Difficult or "gated" specialties (like automotive) command higher bill rates --- so hardware, automotive, cryptography, maybe some kernel work (I don't know anyone that has a formal specialty practice in "kernel", it bleeds into other stuff).
IR is a huge practice area, lots and lots of people do it, and the line-level consulting work here is stuff that isn't at all difficult or specialized (log file analysis, imaging). There's specialty work in IR too, of course (there are firms that specialize in memory forensics, for instance), and that bills higher.

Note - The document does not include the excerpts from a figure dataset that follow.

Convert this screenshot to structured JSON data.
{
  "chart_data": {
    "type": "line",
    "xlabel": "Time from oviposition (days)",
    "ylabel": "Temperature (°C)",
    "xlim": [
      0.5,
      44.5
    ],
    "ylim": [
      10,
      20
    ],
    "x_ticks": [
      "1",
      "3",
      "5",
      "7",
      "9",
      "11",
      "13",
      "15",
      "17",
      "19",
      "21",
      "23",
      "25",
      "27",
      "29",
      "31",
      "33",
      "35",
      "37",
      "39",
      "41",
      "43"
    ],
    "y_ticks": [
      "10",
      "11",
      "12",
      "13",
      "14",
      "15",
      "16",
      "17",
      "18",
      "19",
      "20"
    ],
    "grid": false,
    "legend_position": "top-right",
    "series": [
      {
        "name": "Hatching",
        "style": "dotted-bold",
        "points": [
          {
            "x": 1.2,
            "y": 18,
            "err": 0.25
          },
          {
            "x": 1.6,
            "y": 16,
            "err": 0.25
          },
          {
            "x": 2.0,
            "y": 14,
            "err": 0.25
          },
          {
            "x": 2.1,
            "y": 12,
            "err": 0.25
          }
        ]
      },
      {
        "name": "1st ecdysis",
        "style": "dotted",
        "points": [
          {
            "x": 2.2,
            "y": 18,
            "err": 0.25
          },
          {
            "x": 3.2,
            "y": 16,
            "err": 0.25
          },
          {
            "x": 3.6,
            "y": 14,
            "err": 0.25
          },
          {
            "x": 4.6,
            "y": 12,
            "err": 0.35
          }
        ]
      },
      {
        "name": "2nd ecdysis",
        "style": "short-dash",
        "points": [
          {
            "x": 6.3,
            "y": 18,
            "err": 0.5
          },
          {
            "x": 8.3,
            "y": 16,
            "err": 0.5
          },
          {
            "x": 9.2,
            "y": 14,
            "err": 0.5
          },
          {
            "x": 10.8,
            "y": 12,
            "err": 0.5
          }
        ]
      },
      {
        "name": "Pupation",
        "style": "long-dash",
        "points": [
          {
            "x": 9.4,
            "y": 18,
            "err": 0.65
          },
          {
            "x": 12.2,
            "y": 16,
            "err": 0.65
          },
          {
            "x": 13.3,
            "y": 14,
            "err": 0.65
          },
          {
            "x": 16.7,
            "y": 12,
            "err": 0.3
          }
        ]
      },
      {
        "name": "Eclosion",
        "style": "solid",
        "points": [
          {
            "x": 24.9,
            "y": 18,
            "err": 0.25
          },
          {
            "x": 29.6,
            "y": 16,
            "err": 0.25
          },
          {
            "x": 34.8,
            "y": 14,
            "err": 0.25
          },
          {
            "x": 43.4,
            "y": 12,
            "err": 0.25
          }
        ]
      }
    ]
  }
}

Mandiant is like the PwC of IR firms; Mandiant can get contracts that bill basic log file analysis out at $3k/day, because they're Mandiant. That doesn't mean the person doing that work is seeing proportionally more income themselves, or that a team of people striking out on their own from Mandiant are going to be able to bill comparably.
On the other hand, a team of cryptographers or hardware reversers at a big firm probably could expect to see comparable bill rates after starting up their own firm.
They do the IR retainer work for companies that are serious about security with real threats.
In other words, it is the company that detected a breach of its own systems via dogfooding, that turned out to be the only detection that occurred of a breach of the entire US govt more or less - Solarwinds.
Mandiant got the jump on every US govt agency in detecting arguably the largest espionage event of the digital age.
(security) incident response. most companies have in-house security teams to do a portion or a lot of the IR process. If a serious breach occurs, a security team usually will call in a specialized team of consultants from an IR firm like Mandiant.